I ran into unexpected allocations in a complex iterator and was able to simplify it down into this MWE which uses complex logic to always yield nothing.
struct MyIter end
Base.iterate(::MyIter) = (nothing, [true])
function Base.iterate(::MyIter, i)
for j in reverse(eachindex(i)) # 1:-1:1
if i[j] # true
for _ in 0:1 end # Empty loop
return nothing, i
end
end
end
f(n) = for x in zip(MyIter(), 1:n) end
@time f(1_000_000)
# 0.024644 seconds (1.00 M allocations: 15.259 MiB)
I can eliminate the allocations in this case by deleting the empty loop. My question is why are there allocations in the first place?
That means that the compiler doesn’t know (until runtime) what type the return value will be, and has to allocate a “box” to hold the return value + type tag on every call.
@code_warntype iterate(MyIter(), [true]) would also have told you this.
Add a return nothing, i line to the end of the iterate function an the allocations go away.
My bad, iterate functions are essentially never type stable — they either return nothing or a tuple — but since there are only two possible return types the compiler handles it efficiently (or is supposed to).

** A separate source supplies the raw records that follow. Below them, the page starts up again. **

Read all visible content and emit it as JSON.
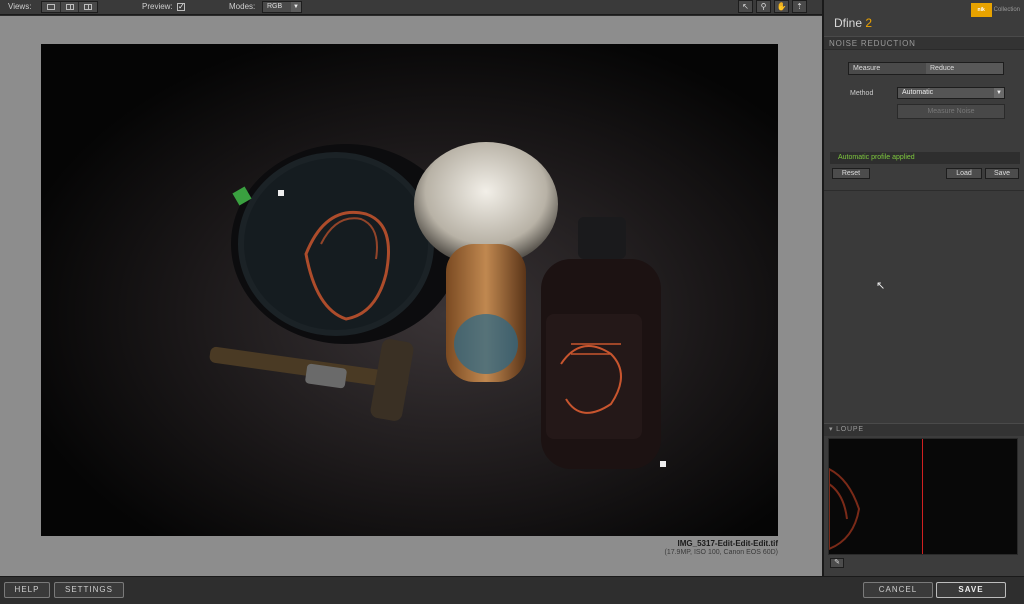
{
  "toolbar": {
    "views_label": "Views:",
    "preview_label": "Preview:",
    "preview_checked": true,
    "modes_label": "Modes:",
    "mode_value": "RGB",
    "tools": [
      "pointer-icon",
      "zoom-icon",
      "hand-icon",
      "pin-icon"
    ]
  },
  "canvas": {
    "filename": "IMG_5317-Edit-Edit-Edit.tif",
    "fileinfo": "(17.9MP, ISO 100, Canon EOS 60D)"
  },
  "panel": {
    "app_name": "Dfine",
    "app_version": "2",
    "brand": "Collection",
    "noise_reduction_title": "NOISE REDUCTION",
    "tabs": [
      {
        "label": "Measure",
        "active": false
      },
      {
        "label": "Reduce",
        "active": true
      }
    ],
    "method_label": "Method",
    "method_value": "Automatic",
    "measure_noise_label": "Measure Noise",
    "status_text": "Automatic profile applied",
    "reset_label": "Reset",
    "load_label": "Load",
    "save_label": "Save",
    "loupe_title": "LOUPE"
  },
  "bottom": {
    "help_label": "HELP",
    "settings_label": "SETTINGS",
    "cancel_label": "CANCEL",
    "save_label": "SAVE"
  },
  "colors": {
    "accent": "#f0a500",
    "status_green": "#7ec83e",
    "loupe_line": "#d02020"
  }
}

Looks like it’s just the inlining heuristic (the empty loop is making the function “too complex” to automatically inline) — if you add @inline to your iterate definition then the allocations go away.
(I think that in order for the compiler to eliminate the allocations from the inherently non-typestable iterate function it needs to be inlined?)

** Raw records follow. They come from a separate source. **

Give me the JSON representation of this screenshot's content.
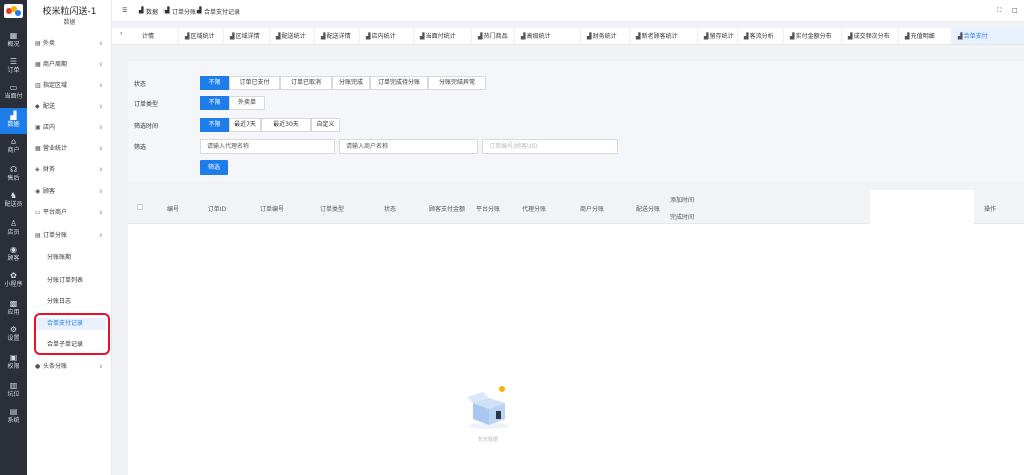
{
  "app": {
    "title": "校米粒闪送-1",
    "subtitle": "数据"
  },
  "rail": [
    {
      "label": "概况",
      "icon": "dashboard-icon"
    },
    {
      "label": "订单",
      "icon": "order-icon"
    },
    {
      "label": "当面付",
      "icon": "pay-icon"
    },
    {
      "label": "数据",
      "icon": "chart-icon",
      "active": true
    },
    {
      "label": "商户",
      "icon": "store-icon"
    },
    {
      "label": "售后",
      "icon": "headset-icon"
    },
    {
      "label": "配送员",
      "icon": "courier-icon"
    },
    {
      "label": "店员",
      "icon": "staff-icon"
    },
    {
      "label": "顾客",
      "icon": "customer-icon"
    },
    {
      "label": "小程序",
      "icon": "miniapp-icon"
    },
    {
      "label": "应用",
      "icon": "apps-icon"
    },
    {
      "label": "设置",
      "icon": "settings-icon"
    },
    {
      "label": "权限",
      "icon": "lock-icon"
    },
    {
      "label": "坑位",
      "icon": "slot-icon"
    },
    {
      "label": "系统",
      "icon": "system-icon"
    }
  ],
  "sidebar": {
    "items": [
      {
        "label": "外卖",
        "icon": "takeout-icon",
        "chevron": "∨"
      },
      {
        "label": "商户周期",
        "icon": "store-cycle-icon",
        "chevron": "∨"
      },
      {
        "label": "指定区域",
        "icon": "region-icon",
        "chevron": "∨"
      },
      {
        "label": "配送",
        "icon": "delivery-icon",
        "chevron": "∨"
      },
      {
        "label": "店内",
        "icon": "instore-icon",
        "chevron": "∨"
      },
      {
        "label": "营业统计",
        "icon": "business-icon",
        "chevron": "∨"
      },
      {
        "label": "财务",
        "icon": "finance-icon",
        "chevron": "∨"
      },
      {
        "label": "顾客",
        "icon": "customer-icon",
        "chevron": "∨"
      },
      {
        "label": "平台商户",
        "icon": "merchant-icon",
        "chevron": "∨"
      },
      {
        "label": "订单分账",
        "icon": "split-icon",
        "chevron": "∧"
      }
    ],
    "children": [
      "分账账期",
      "分账订单列表",
      "分账日志",
      "合单支付记录",
      "合单子单记录"
    ],
    "last": {
      "label": "头条分账",
      "icon": "toutiao-icon",
      "chevron": "∨"
    }
  },
  "topbar": {
    "breadcrumb": [
      "数据",
      "订单分账",
      "合单支付记录"
    ],
    "sep": ">",
    "menu_icon": "☰",
    "right_icons": [
      "⛶",
      "□"
    ]
  },
  "tabs": {
    "prev": "‹",
    "items": [
      "计情",
      "区域统计",
      "区域详情",
      "配送统计",
      "配送详情",
      "店内统计",
      "当面付统计",
      "热门商品",
      "高级统计",
      "财务统计",
      "新老顾客统计",
      "留存统计",
      "客流分析",
      "实付金额分布",
      "成交频次分布",
      "充值明细",
      "合单支付"
    ]
  },
  "filters": {
    "status": {
      "label": "状态",
      "options": [
        "不限",
        "订单已支付",
        "订单已取消",
        "分账完成",
        "订单完成待分账",
        "分账完结异常"
      ]
    },
    "order_type": {
      "label": "订单类型",
      "options": [
        "不限",
        "外卖单"
      ]
    },
    "time": {
      "label": "筛选时间",
      "options": [
        "不限",
        "最近7天",
        "最近30天",
        "自定义"
      ]
    },
    "filter": {
      "label": "筛选",
      "agent": "请输入代理名称",
      "merchant": "请输入商户名称",
      "order_placeholder": "订单编号/顾客UID"
    },
    "submit": "筛选"
  },
  "table": {
    "headers": [
      "编号",
      "订单ID",
      "订单编号",
      "订单类型",
      "状态",
      "顾客支付金额",
      "平台分账",
      "代理分账",
      "商户分账",
      "配送分账",
      "添加时间",
      "完成时间",
      "操作"
    ],
    "empty": "暂无数据"
  }
}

Is this really the case? I was under the impression that small inferred type Unions were optimized to type-stable branches a.k.a. Union-splitting (second to last paragraph mentions Union{Nothing, T} in particular). It seems like it would work even without inlining.
The problem is maybe how the return value of the function is represented if it’s not inlined. If it’s not inlined, the function is compiled without knowing the context in which it is called — what does the return value look like for a Union if not a pointer to a box?
giordano’s earlier comment just replaced [true] with (true,) in the original code, and that removes the allocations even though the Union{Nothing, T} instability is still there. iterate generally infers as Union{Nothing, T} so I expect this generally happens, just something unusual is happening this time.
I expect that there is something like that prior to the type-checking, type-stable branches. But I wouldn’t expect it to be reallocated each iteration. This also isn’t entirely because [true] is mutable, using a Dict(1 => true) and some associated edits to iterate only uses 4 allocations for the 1 dictionary (Julia v1.7.3 to be clear).
...
Base.iterate(::MyIter) = (nothing, Dict(1 => true))
function Base.iterate(::MyIter, i)
for j in 1:-1:1 # Dict doesn't have eachindex
...
julia> @time f(1_000_000)
0.003991 seconds (4 allocations: 432 bytes)
julia> @time Dict(1 => true)
0.000004 seconds (4 allocations: 432 bytes)
EDIT: okay turns out the replacement of reverse(eachindex(i)) in the original code with 1:-1:1, eachindex(i), or 1:length(i) also reduces allocations to 1. Conversely, replacing 1:-1:1 in the Dict version above with 1:length(i), which itself should not allocate, makes f(1_000_000) do 1M allocations again. “Too complex to inline” really sounds like an explanation for how several single changes to iterate would cause an extra allocation, maybe Union-splitting type inference is a separate thing from however boxes are implemented. Also forget what I said about the (true,) version, the @code_llvm f(1_000_000) was just optimized to just returning nothing.